Once support from key providers, administrators and legislators is in place, turn your attention to those individuals and organizations unlikely to endorse the program but that are not critical to its operation or success. While earning their approval would be ideal, your immediate goal is simply ensuring they won’t work to derail the project. The best way to accomplish this is to provide them with information about the initiative and an opportunity to discuss it. At best, they will get excited about the project and offer support; at the least, they will not be able to say they weren’t told about your plans. Most likely, those you meet with will appreciate being informed and be relieved that they won’t be impacted. (If they will be impacted, however, extra care must be taken in this outreach.)
To make the most out of these meetings, first put a list together of the individuals and organizations to be briefed and then, using your bank of supporters, decide on the best people to conduct the briefing(s). We caution against inviting potential detractors to a general information session as such sessions are fraught with risk — they are unpredictable and individual concerns can quickly grow into major issues.
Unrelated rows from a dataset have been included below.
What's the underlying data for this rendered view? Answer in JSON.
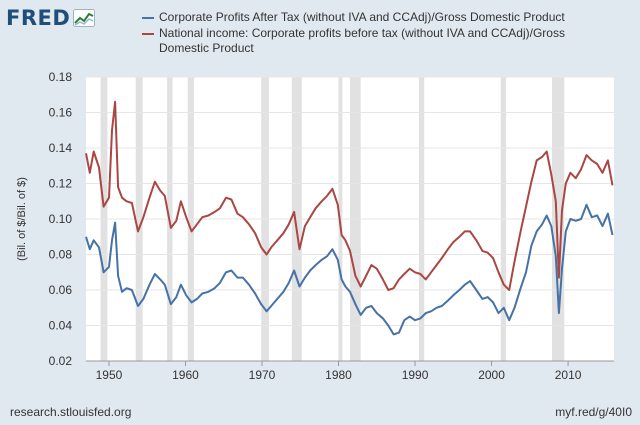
{
  "brand": {
    "logo_text": "FRED",
    "source_link": "research.stlouisfed.org",
    "short_link": "myf.red/g/40I0"
  },
  "colors": {
    "background": "#e1e9f0",
    "plot_background": "#ffffff",
    "recession": "#e1e1e1",
    "gridline": "#e6e6e6",
    "series_blue": "#4572a7",
    "series_red": "#aa4643"
  },
  "chart_data": {
    "type": "line",
    "title": "",
    "xlabel": "",
    "ylabel": "(Bil. of $/Bil. of $)",
    "xlim": [
      1947,
      2016
    ],
    "ylim": [
      0.02,
      0.18
    ],
    "yticks": [
      0.02,
      0.04,
      0.06,
      0.08,
      0.1,
      0.12,
      0.14,
      0.16,
      0.18
    ],
    "ytick_labels": [
      "0.02",
      "0.04",
      "0.06",
      "0.08",
      "0.10",
      "0.12",
      "0.14",
      "0.16",
      "0.18"
    ],
    "xticks": [
      1950,
      1960,
      1970,
      1980,
      1990,
      2000,
      2010
    ],
    "xtick_labels": [
      "1950",
      "1960",
      "1970",
      "1980",
      "1990",
      "2000",
      "2010"
    ],
    "grid": true,
    "legend_position": "top",
    "recessions": [
      [
        1948.9,
        1949.8
      ],
      [
        1953.5,
        1954.4
      ],
      [
        1957.6,
        1958.3
      ],
      [
        1960.3,
        1961.1
      ],
      [
        1969.9,
        1970.9
      ],
      [
        1973.9,
        1975.2
      ],
      [
        1980.0,
        1980.5
      ],
      [
        1981.5,
        1982.9
      ],
      [
        1990.5,
        1991.2
      ],
      [
        2001.2,
        2001.9
      ],
      [
        2007.9,
        2009.5
      ]
    ],
    "series": [
      {
        "name": "Corporate Profits After Tax (without IVA and CCAdj)/Gross Domestic Product",
        "color": "#4572a7",
        "x": [
          1947,
          1947.5,
          1948,
          1948.7,
          1949.3,
          1950,
          1950.4,
          1950.8,
          1951.2,
          1951.7,
          1952.3,
          1953,
          1953.8,
          1954.5,
          1955.3,
          1956,
          1956.7,
          1957.3,
          1958.1,
          1958.8,
          1959.4,
          1960.1,
          1960.8,
          1961.5,
          1962.2,
          1963,
          1963.8,
          1964.5,
          1965.3,
          1966,
          1966.8,
          1967.5,
          1968.3,
          1969.1,
          1969.9,
          1970.6,
          1971.2,
          1972,
          1972.8,
          1973.5,
          1974.2,
          1974.9,
          1975.6,
          1976.3,
          1977,
          1977.8,
          1978.5,
          1979.2,
          1979.9,
          1980.4,
          1980.9,
          1981.5,
          1982.2,
          1982.9,
          1983.6,
          1984.3,
          1985,
          1985.8,
          1986.5,
          1987.2,
          1987.9,
          1988.6,
          1989.3,
          1990,
          1990.7,
          1991.4,
          1992.1,
          1992.8,
          1993.5,
          1994.3,
          1995,
          1995.8,
          1996.5,
          1997.2,
          1998,
          1998.8,
          1999.5,
          2000.2,
          2000.9,
          2001.6,
          2002.3,
          2003,
          2003.8,
          2004.5,
          2005.2,
          2005.9,
          2006.6,
          2007.2,
          2007.8,
          2008.4,
          2008.8,
          2009.2,
          2009.7,
          2010.3,
          2011,
          2011.7,
          2012.4,
          2013.1,
          2013.8,
          2014.5,
          2015.2,
          2015.8
        ],
        "y": [
          0.09,
          0.083,
          0.088,
          0.084,
          0.07,
          0.073,
          0.088,
          0.098,
          0.068,
          0.059,
          0.061,
          0.06,
          0.051,
          0.055,
          0.063,
          0.069,
          0.066,
          0.063,
          0.052,
          0.056,
          0.063,
          0.057,
          0.053,
          0.055,
          0.058,
          0.059,
          0.061,
          0.064,
          0.07,
          0.071,
          0.067,
          0.067,
          0.063,
          0.058,
          0.052,
          0.048,
          0.051,
          0.055,
          0.059,
          0.064,
          0.071,
          0.062,
          0.067,
          0.071,
          0.074,
          0.077,
          0.079,
          0.083,
          0.077,
          0.066,
          0.062,
          0.059,
          0.052,
          0.046,
          0.05,
          0.051,
          0.047,
          0.044,
          0.04,
          0.035,
          0.036,
          0.043,
          0.045,
          0.043,
          0.044,
          0.047,
          0.048,
          0.05,
          0.051,
          0.054,
          0.057,
          0.06,
          0.063,
          0.065,
          0.06,
          0.055,
          0.056,
          0.053,
          0.047,
          0.05,
          0.043,
          0.05,
          0.061,
          0.07,
          0.085,
          0.093,
          0.097,
          0.102,
          0.096,
          0.079,
          0.047,
          0.072,
          0.093,
          0.1,
          0.099,
          0.1,
          0.108,
          0.101,
          0.102,
          0.096,
          0.103,
          0.091
        ]
      },
      {
        "name": "National income: Corporate profits before tax (without IVA and CCAdj)/Gross Domestic Product",
        "color": "#aa4643",
        "x": [
          1947,
          1947.5,
          1948,
          1948.7,
          1949.3,
          1950,
          1950.4,
          1950.8,
          1951.2,
          1951.7,
          1952.3,
          1953,
          1953.8,
          1954.5,
          1955.3,
          1956,
          1956.7,
          1957.3,
          1958.1,
          1958.8,
          1959.4,
          1960.1,
          1960.8,
          1961.5,
          1962.2,
          1963,
          1963.8,
          1964.5,
          1965.3,
          1966,
          1966.8,
          1967.5,
          1968.3,
          1969.1,
          1969.9,
          1970.6,
          1971.2,
          1972,
          1972.8,
          1973.5,
          1974.2,
          1974.9,
          1975.6,
          1976.3,
          1977,
          1977.8,
          1978.5,
          1979.2,
          1979.9,
          1980.4,
          1980.9,
          1981.5,
          1982.2,
          1982.9,
          1983.6,
          1984.3,
          1985,
          1985.8,
          1986.5,
          1987.2,
          1987.9,
          1988.6,
          1989.3,
          1990,
          1990.7,
          1991.4,
          1992.1,
          1992.8,
          1993.5,
          1994.3,
          1995,
          1995.8,
          1996.5,
          1997.2,
          1998,
          1998.8,
          1999.5,
          2000.2,
          2000.9,
          2001.6,
          2002.3,
          2003,
          2003.8,
          2004.5,
          2005.2,
          2005.9,
          2006.6,
          2007.2,
          2007.8,
          2008.4,
          2008.8,
          2009.2,
          2009.7,
          2010.3,
          2011,
          2011.7,
          2012.4,
          2013.1,
          2013.8,
          2014.5,
          2015.2,
          2015.8
        ],
        "y": [
          0.137,
          0.126,
          0.138,
          0.129,
          0.107,
          0.112,
          0.15,
          0.166,
          0.118,
          0.112,
          0.11,
          0.109,
          0.093,
          0.101,
          0.112,
          0.121,
          0.116,
          0.113,
          0.095,
          0.099,
          0.11,
          0.101,
          0.093,
          0.097,
          0.101,
          0.102,
          0.104,
          0.106,
          0.112,
          0.111,
          0.103,
          0.101,
          0.097,
          0.092,
          0.084,
          0.08,
          0.084,
          0.088,
          0.092,
          0.097,
          0.104,
          0.083,
          0.096,
          0.101,
          0.106,
          0.11,
          0.113,
          0.117,
          0.108,
          0.091,
          0.088,
          0.082,
          0.068,
          0.062,
          0.068,
          0.074,
          0.072,
          0.066,
          0.06,
          0.061,
          0.066,
          0.069,
          0.072,
          0.07,
          0.069,
          0.066,
          0.07,
          0.074,
          0.078,
          0.083,
          0.087,
          0.09,
          0.093,
          0.093,
          0.088,
          0.082,
          0.081,
          0.078,
          0.07,
          0.063,
          0.06,
          0.076,
          0.093,
          0.107,
          0.121,
          0.133,
          0.135,
          0.138,
          0.125,
          0.11,
          0.067,
          0.105,
          0.12,
          0.126,
          0.123,
          0.128,
          0.136,
          0.133,
          0.131,
          0.126,
          0.133,
          0.119
        ]
      }
    ]
  }
}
If you do call for a general meeting, be sure you have enough support in place (and present) to neutralize any opposition.
While every landscape is unique and every group will need to earn support from different stakeholders, we sought (and won) endorsements for Community Care from the following groups:
- North Carolina Medical Society
- North Carolina Hospital Association
- North Carolina Pediatric Society
- North Carolina Academy of Family Physicians
- North Carolina Association of County Commissioners
- State Health Directors’ Association
- Academic Medical Centers
- Area Health Education Centers
Consider similar groups in your area when planning your approach.
Once you’ve secured the backing you need, addressed possible detractors and created a schematic, you and your core committee are ready for the next step of program development: enabling program sponsors to gather needed resources. Armed with a blueprint and a strong base of support, sponsors can begin firming up the political and financial support needed to implement the program.
Points to remember
- To help ensure the success of your improvement program, establish an advisory board of physicians, hospital, public health, and academic medical center leaders who will become owners of the plan.
- From this advisory board, form a smaller workgroup that will drive development of the initiative.
- Once the advisory board has approved program goals and the schematic, draft a more comprehensive program blueprint. The blueprint should define the medical home, suggest a process for developing improvement strategies and explain how support will be provided.
- Asking your core advisory committee to review, revise and endorse the blueprint is as important as creating the blueprint itself.
- Use the blueprint to win further support for your concept. Review the plan with the individuals, agencies and organizations that will need to approve and fund the effort.